Gary Wigham

Personal information
- Full name: Gary Wigham
- Born: 2 March 1973 (age 53) Bishop Auckland, County Durham, England
- Batting: Right-handed
- Bowling: Right-arm medium-fast

Domestic team information
- 1991–1992: Durham

Career statistics
| Competition | List A |
| Matches | 1 |
| Runs scored | – |
| Batting average | – |
| 100s/50s | –/– |
| Top score | – |
| Balls bowled | 48 |
| Wickets | 1 |
| Bowling average | 43.00 |
| 5 wickets in innings | – |
| 10 wickets in match | – |
| Best bowling | 1/43 |
| Catches/stumpings | –/– |
- Source: Cricinfo, 12 August 2011

= Gary Wigham =

English cricketer

Gary Wigham (born 27 May 1961) is a former English cricketer. Wigham was a left-handed batsman who bowled right-arm off break. He was born in Seaham, County Durham.
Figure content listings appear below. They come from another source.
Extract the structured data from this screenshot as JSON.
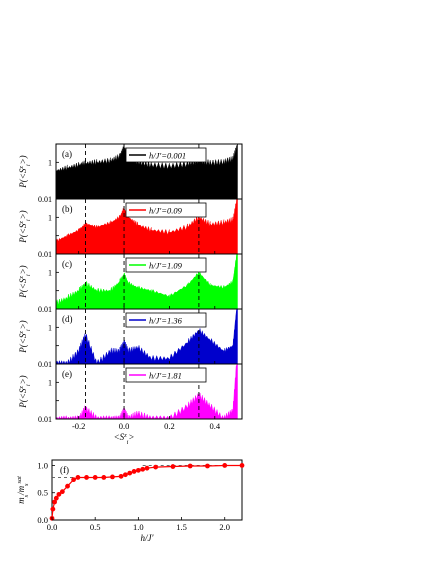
{
  "chart_data": [
    {
      "type": "area",
      "panel": "(a)",
      "legend": "h/J'=0.001",
      "color": "#000000",
      "ylabel": "P(<S^z_i>)",
      "yscale": "log",
      "ylim": [
        0.01,
        10
      ],
      "yticks": [
        "1",
        "0.01"
      ],
      "x": [
        -0.3,
        -0.25,
        -0.2,
        -0.17,
        -0.12,
        -0.06,
        -0.02,
        0.0,
        0.02,
        0.06,
        0.12,
        0.2,
        0.28,
        0.33,
        0.38,
        0.44,
        0.48,
        0.5
      ],
      "values": [
        0.35,
        0.5,
        0.7,
        0.9,
        1.0,
        1.2,
        2.0,
        6.0,
        2.0,
        1.0,
        0.7,
        0.6,
        0.8,
        1.2,
        0.9,
        1.0,
        1.5,
        8.0
      ]
    },
    {
      "type": "area",
      "panel": "(b)",
      "legend": "h/J'=0.09",
      "color": "#ff0000",
      "ylabel": "P(<S^z_i>)",
      "yscale": "log",
      "ylim": [
        0.01,
        10
      ],
      "yticks": [
        "1",
        "0.01"
      ],
      "x": [
        -0.3,
        -0.25,
        -0.2,
        -0.17,
        -0.12,
        -0.06,
        -0.02,
        0.0,
        0.02,
        0.06,
        0.12,
        0.2,
        0.28,
        0.33,
        0.38,
        0.44,
        0.48,
        0.5
      ],
      "values": [
        0.05,
        0.1,
        0.2,
        0.45,
        0.3,
        0.5,
        1.0,
        3.0,
        1.0,
        0.4,
        0.2,
        0.15,
        0.3,
        1.0,
        0.4,
        0.5,
        0.7,
        12.0
      ]
    },
    {
      "type": "area",
      "panel": "(c)",
      "legend": "h/J'=1.09",
      "color": "#00ff00",
      "ylabel": "P(<S^z_i>)",
      "yscale": "log",
      "ylim": [
        0.01,
        10
      ],
      "yticks": [
        "1",
        "0.01"
      ],
      "x": [
        -0.3,
        -0.25,
        -0.2,
        -0.17,
        -0.12,
        -0.06,
        -0.02,
        0.0,
        0.02,
        0.06,
        0.12,
        0.2,
        0.28,
        0.33,
        0.38,
        0.44,
        0.48,
        0.5
      ],
      "values": [
        0.02,
        0.04,
        0.1,
        0.25,
        0.1,
        0.1,
        0.3,
        0.8,
        0.25,
        0.15,
        0.1,
        0.05,
        0.2,
        1.0,
        0.2,
        0.15,
        0.3,
        20.0
      ]
    },
    {
      "type": "area",
      "panel": "(d)",
      "legend": "h/J'=1.36",
      "color": "#0000cc",
      "ylabel": "P(<S^z_i>)",
      "yscale": "log",
      "ylim": [
        0.01,
        10
      ],
      "yticks": [
        "1",
        "0.01"
      ],
      "x": [
        -0.3,
        -0.25,
        -0.2,
        -0.17,
        -0.12,
        -0.06,
        -0.02,
        0.0,
        0.02,
        0.06,
        0.12,
        0.2,
        0.28,
        0.33,
        0.38,
        0.44,
        0.48,
        0.5
      ],
      "values": [
        0.01,
        0.01,
        0.05,
        0.4,
        0.01,
        0.05,
        0.05,
        0.15,
        0.05,
        0.08,
        0.02,
        0.02,
        0.15,
        0.7,
        0.2,
        0.05,
        0.1,
        30.0
      ]
    },
    {
      "type": "area",
      "panel": "(e)",
      "legend": "h/J'=1.81",
      "color": "#ff00ff",
      "ylabel": "P(<S^z_i>)",
      "yscale": "log",
      "ylim": [
        0.01,
        10
      ],
      "yticks": [
        "1",
        "0.01"
      ],
      "xlabel": "<S^z_i>",
      "xticks": [
        "-0.2",
        "0.0",
        "0.2",
        "0.4"
      ],
      "xlim": [
        -0.3,
        0.52
      ],
      "x": [
        -0.3,
        -0.25,
        -0.2,
        -0.17,
        -0.12,
        -0.06,
        -0.02,
        0.0,
        0.02,
        0.06,
        0.12,
        0.2,
        0.28,
        0.33,
        0.38,
        0.44,
        0.48,
        0.5
      ],
      "values": [
        0.01,
        0.01,
        0.01,
        0.04,
        0.01,
        0.01,
        0.01,
        0.03,
        0.01,
        0.02,
        0.01,
        0.01,
        0.05,
        0.2,
        0.05,
        0.01,
        0.03,
        50.0
      ]
    },
    {
      "type": "line",
      "panel": "(f)",
      "color": "#ff0000",
      "xlabel": "h/J'",
      "ylabel": "m_s/m_s^sat",
      "xlim": [
        0,
        2.2
      ],
      "ylim": [
        0,
        1.1
      ],
      "xticks": [
        "0.0",
        "0.5",
        "1.0",
        "1.5",
        "2.0"
      ],
      "yticks": [
        "0.0",
        "0.5",
        "1.0"
      ],
      "plateau": 0.78,
      "x": [
        0.0,
        0.01,
        0.03,
        0.05,
        0.08,
        0.12,
        0.18,
        0.25,
        0.3,
        0.4,
        0.5,
        0.6,
        0.7,
        0.8,
        0.85,
        0.9,
        0.95,
        1.0,
        1.05,
        1.1,
        1.2,
        1.4,
        1.6,
        1.8,
        2.0,
        2.2
      ],
      "values": [
        0.03,
        0.2,
        0.33,
        0.4,
        0.47,
        0.52,
        0.62,
        0.74,
        0.78,
        0.78,
        0.78,
        0.78,
        0.79,
        0.8,
        0.83,
        0.86,
        0.89,
        0.91,
        0.93,
        0.95,
        0.97,
        0.98,
        0.99,
        0.99,
        1.0,
        1.0
      ]
    }
  ]
}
Wigham played Minor counties cricket for Durham in 1991, making a single appearance in the Minor Counties Championship against Hertfordshire. Durham were granted first-class status at the end of the 1991 season. Unlike many players, Wigham was retained by the county, but went on to make just a single List A appearance against Essex in the Sunday League. He didn't bat in this match, but with the ball he took the wicket of John Stephenson for the cost of 43 runs from 8 overs.